L’EDITORIALE – I PRIVILEGI DELL’UOMO BIANCO… MA QUALI, ESATTAMENTE?
“Ripetete una bugia cento, mille, un milione di volte e diventerà una verità”. Conosciamo tutti questa citazione attribuita al Ministro della Propaganda nazista e non è difficile convenire sul fatto che contenga in sé una grande verità. Lo constatiamo ogni giorno. Basta vedere quanta gente crede a certe baggianate, come l’idea che gli italiani abbiano vissuto per decenni al di sopra delle proprie possibilità. È oscuro quali fossero queste e quando il limite sia stato superato, ma tale massima resta comunque la più gettonata tra i pensionati, al bar, per riprendere i giovani sfaccendati che bevono spritz.
Cionondimeno, una mente dotata di almeno un vago senso critico, al cospetto di una dichiarazione forte, come ad esempio “tutti i bianchi sono dei privilegiati”, non può fare a meno di guardarsi intorno e domandarsi se questa rispecchi la realtà o cerchi di imporre una visione colpevolizzante su una certa categoria. Dunque, facciamolo: volgiamo lo sguardo intorno a noi alla ricerca di tali privilegi.
Ieri, tanto per non allontanarci troppo, sono andato in un bar vicino a casa e lì mi ha raggiunto un amico, un ragazzo sui trentacinque che chiameremo P. Questo è un disoccupato cronico, laureato anche lui in Filosofia.

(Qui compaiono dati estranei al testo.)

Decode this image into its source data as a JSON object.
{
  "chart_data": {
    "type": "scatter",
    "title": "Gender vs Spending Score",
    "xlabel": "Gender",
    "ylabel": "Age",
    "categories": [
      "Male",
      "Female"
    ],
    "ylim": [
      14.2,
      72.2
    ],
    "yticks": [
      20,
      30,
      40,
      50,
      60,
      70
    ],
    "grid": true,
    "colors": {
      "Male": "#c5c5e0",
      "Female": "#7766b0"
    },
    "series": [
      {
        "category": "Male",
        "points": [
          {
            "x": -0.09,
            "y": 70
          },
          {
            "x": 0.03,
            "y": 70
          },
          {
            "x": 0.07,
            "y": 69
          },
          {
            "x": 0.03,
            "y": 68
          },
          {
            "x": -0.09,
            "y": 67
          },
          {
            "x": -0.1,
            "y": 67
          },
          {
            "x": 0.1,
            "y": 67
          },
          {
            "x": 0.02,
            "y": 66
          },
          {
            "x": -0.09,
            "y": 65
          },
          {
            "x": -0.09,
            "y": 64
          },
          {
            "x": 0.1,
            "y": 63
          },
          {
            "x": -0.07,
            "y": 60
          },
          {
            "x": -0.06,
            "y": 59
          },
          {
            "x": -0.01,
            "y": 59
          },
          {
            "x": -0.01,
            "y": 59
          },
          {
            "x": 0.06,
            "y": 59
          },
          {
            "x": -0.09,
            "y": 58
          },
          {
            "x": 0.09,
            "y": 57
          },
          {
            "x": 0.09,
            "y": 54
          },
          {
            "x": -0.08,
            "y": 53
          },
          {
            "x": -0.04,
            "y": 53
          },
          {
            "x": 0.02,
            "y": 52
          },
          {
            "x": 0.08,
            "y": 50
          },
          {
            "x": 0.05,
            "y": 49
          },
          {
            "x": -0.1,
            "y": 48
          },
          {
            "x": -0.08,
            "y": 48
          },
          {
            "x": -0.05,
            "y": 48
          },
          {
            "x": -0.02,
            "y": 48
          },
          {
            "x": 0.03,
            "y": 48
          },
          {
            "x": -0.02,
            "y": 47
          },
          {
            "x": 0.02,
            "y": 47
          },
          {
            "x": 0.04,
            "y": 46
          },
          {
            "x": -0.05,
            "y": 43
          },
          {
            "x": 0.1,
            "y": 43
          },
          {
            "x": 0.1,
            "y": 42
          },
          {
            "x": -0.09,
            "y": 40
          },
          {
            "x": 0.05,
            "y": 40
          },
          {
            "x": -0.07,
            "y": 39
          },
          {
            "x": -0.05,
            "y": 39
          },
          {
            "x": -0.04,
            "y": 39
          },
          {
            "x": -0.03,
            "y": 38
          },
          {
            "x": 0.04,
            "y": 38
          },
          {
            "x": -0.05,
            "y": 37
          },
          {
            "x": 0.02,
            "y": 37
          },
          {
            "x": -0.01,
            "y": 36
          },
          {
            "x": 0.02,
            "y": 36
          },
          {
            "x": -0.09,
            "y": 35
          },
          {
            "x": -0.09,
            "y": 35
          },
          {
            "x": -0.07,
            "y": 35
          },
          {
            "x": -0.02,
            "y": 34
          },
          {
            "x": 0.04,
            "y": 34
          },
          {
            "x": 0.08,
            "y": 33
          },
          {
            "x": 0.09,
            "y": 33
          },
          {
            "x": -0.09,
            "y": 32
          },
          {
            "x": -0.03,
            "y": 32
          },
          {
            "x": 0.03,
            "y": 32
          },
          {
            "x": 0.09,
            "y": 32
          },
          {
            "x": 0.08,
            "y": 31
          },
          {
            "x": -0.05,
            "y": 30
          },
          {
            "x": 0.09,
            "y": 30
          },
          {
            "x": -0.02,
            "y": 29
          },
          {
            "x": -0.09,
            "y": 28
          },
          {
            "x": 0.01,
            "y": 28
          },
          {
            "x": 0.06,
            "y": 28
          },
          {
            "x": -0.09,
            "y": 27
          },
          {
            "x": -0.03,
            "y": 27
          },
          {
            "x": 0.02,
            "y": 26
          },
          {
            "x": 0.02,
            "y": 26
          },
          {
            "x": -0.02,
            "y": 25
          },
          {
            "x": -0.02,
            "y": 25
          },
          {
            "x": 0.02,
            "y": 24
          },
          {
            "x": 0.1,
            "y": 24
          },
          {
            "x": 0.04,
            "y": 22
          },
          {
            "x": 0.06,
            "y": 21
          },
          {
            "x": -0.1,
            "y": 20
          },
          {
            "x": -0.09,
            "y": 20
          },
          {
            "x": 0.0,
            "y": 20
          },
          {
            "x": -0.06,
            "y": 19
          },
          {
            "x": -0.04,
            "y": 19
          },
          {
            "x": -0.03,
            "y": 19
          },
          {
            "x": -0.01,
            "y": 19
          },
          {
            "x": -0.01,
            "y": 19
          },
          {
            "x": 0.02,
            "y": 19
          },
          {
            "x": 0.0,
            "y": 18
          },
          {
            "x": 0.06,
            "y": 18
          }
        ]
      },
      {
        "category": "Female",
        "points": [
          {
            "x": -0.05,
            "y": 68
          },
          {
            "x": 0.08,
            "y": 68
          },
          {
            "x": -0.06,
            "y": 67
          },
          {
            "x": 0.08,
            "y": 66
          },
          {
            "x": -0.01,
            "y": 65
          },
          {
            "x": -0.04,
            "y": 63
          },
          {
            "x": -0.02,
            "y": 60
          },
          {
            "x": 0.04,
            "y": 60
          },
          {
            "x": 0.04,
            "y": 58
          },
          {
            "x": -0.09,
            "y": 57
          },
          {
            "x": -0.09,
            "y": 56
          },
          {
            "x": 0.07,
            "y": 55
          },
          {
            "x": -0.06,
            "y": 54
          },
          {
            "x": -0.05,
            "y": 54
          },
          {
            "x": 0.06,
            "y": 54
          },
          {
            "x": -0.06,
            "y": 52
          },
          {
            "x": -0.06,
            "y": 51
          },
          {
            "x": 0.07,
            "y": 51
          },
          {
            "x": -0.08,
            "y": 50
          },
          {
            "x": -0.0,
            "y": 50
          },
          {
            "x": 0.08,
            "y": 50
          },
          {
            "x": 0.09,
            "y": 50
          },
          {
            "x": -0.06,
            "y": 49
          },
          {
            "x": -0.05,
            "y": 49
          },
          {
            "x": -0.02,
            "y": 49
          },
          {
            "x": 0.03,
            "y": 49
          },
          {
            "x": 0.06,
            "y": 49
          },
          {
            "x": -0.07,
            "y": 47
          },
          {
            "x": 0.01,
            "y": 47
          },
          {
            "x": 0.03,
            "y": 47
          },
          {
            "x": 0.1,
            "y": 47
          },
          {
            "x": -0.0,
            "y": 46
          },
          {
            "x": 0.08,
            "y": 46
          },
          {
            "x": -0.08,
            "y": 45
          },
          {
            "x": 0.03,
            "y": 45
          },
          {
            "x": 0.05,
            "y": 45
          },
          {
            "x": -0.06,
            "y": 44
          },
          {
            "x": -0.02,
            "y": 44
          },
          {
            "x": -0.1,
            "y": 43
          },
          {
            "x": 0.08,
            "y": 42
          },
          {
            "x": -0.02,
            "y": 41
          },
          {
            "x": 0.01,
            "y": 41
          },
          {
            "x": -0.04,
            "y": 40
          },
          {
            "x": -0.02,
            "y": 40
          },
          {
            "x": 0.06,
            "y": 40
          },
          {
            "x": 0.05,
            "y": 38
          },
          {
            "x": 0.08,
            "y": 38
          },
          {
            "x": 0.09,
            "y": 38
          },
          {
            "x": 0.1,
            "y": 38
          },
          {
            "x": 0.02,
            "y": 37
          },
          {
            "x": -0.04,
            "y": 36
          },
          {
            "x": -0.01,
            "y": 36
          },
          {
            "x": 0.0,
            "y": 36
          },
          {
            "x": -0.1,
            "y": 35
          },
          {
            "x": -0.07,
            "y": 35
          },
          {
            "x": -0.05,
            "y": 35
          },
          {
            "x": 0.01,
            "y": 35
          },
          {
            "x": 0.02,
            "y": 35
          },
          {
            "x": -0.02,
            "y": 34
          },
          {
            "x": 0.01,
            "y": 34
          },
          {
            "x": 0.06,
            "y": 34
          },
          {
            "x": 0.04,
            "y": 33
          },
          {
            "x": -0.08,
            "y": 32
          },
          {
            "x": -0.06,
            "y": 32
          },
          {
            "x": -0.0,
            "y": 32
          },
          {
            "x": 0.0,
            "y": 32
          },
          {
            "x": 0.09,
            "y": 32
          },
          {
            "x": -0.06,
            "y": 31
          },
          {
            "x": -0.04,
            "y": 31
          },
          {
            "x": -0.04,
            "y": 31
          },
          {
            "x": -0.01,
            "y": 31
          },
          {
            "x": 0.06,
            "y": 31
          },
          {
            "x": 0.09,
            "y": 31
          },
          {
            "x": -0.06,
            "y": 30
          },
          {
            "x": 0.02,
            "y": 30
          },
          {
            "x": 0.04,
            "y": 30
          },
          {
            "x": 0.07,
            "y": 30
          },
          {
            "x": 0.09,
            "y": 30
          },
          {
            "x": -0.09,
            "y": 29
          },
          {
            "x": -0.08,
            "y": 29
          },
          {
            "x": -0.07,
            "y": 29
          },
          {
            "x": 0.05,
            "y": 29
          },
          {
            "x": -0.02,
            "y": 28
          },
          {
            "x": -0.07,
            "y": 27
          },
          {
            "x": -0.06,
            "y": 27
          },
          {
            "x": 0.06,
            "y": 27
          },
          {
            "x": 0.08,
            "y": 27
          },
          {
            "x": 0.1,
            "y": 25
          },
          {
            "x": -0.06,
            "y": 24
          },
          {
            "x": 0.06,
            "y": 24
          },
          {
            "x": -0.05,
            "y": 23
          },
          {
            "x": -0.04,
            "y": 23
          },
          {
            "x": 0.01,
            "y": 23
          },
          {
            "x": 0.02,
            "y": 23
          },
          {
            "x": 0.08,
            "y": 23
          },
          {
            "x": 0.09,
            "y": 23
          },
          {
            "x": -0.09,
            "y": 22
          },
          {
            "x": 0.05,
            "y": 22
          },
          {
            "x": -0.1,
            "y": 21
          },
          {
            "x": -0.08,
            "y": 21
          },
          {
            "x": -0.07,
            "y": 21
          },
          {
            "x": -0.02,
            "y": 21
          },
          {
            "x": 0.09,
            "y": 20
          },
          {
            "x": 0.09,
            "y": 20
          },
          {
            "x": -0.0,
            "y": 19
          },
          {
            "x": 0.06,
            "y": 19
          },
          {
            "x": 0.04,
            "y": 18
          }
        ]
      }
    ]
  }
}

O meglio, secondo il sistema di calcolo dei disoccupati, tecnicamente non lo è. Ogni tanto, su internet, vende per conto terzi qualche oggetto, soprattutto ricambi per macchine, e all’occorrenza fa qualche giornata, al nero, da muratore. Mi ha detto che, quando proprio i suoi introiti sono alti, incassa 400 euro. Con lui, infatti, ci vediamo una volta ogni morte di Papa perché, abitando in un paese limitrofo, spesso non ha i soldi per la benzina. A uno sguardo esterno, P. conserva comunque una sua dignità. Veste con straccetti da 10 euro, ma li sa portare ed essendo un bel ragazzo maschera bene. A ogni modo, eravamo lì seduti, al bancone, con due birre davanti – 5 euro di conto. Lo vedevo nervoso. Beh, è comprensibile: non ha un lavoro e vive con la madre e la sorella – badante la prima, estetista al nero la seconda. Insomma, non era neanche arrivato che già se ne voleva andare. La verità è che aveva fame. Avendo passato tutto il pomeriggio in città, non aveva ancora cenato alle ventidue. Direte voi, ma perché non si è preso qualcosa? Semplice, non aveva i soldi, perché aveva speso tutto in benzina. Per farla breve, gli ho dovuto offrire una pizza. Altri 5 euro – parlare con un amico ti costa, mica è gratis.
Lo so cosa state pensando: e quindi? Tutto sto pistolotto per dimostrare cosa? Niente, se non per indurre il lettore a domandarsi: quanti P. conosco? Io sono convinto siano più di quanti possiate credere.
E naturalmente – siccome cane sta con cane –, l’abbiamo finita a parlare con il ragazzo che ci serviva da dietro il bancone. Aveva più o meno la nostra età e, da diplomato, non aveva trovato niente di meglio di quel lavoro da poco più di 1000 euro. La sua fidanzata non ha neanche quello. Lui è occupato ogni giorno dalle 16, spesso fino alle 2, 3, addirittura 4 del mattino. Ci ha detto: “Ok, per il momento mi va ancora bene, ma tra 10 anni?”. Tra dieci anni, ho pensato io, ce la pigliamo in culo tutti e tre.
Continuerei volentieri, perché di storie simili ne ho per scrivere dieci romanzi – uno in merito al mondo dei cosiddetti “scoraggiati”, del resto, l’ho già pubblicato –, ma preferisco non insistere. Chi non vuole essere convinto neppure dalla realtà, non lo sarà mai – è una causa persa. Chi non vede quanto ci siamo impoveriti tutti, chi non nota l’ex classe media in coda alle casse dei discount, o è scemo o è in malafede. Mi ricorda quella mia amica di sinistra che, mentre faceva il Servizio Civile – 400 euro al mese –, continuava a ripetermi che il lavoro c’è, se uno ha voglia di fare. A quel punto, prendendola a viva forza, la portai in giro per ristoranti, tutto il pomeriggio, a chiedere un posto da cameriere. Nessuno volle neppure prendere in considerazione la nostra candidatura. Niente, la mia amica continuò a sostenere che il problema principale, in Italia, è l’accoglienza ai migranti. Non la chiamai più, perché d’accordo che siamo vittime della propaganda, ma se neppure quando sbatti sul muro te ne rendi conto, vuol dire che sei proprio un povero stronzo.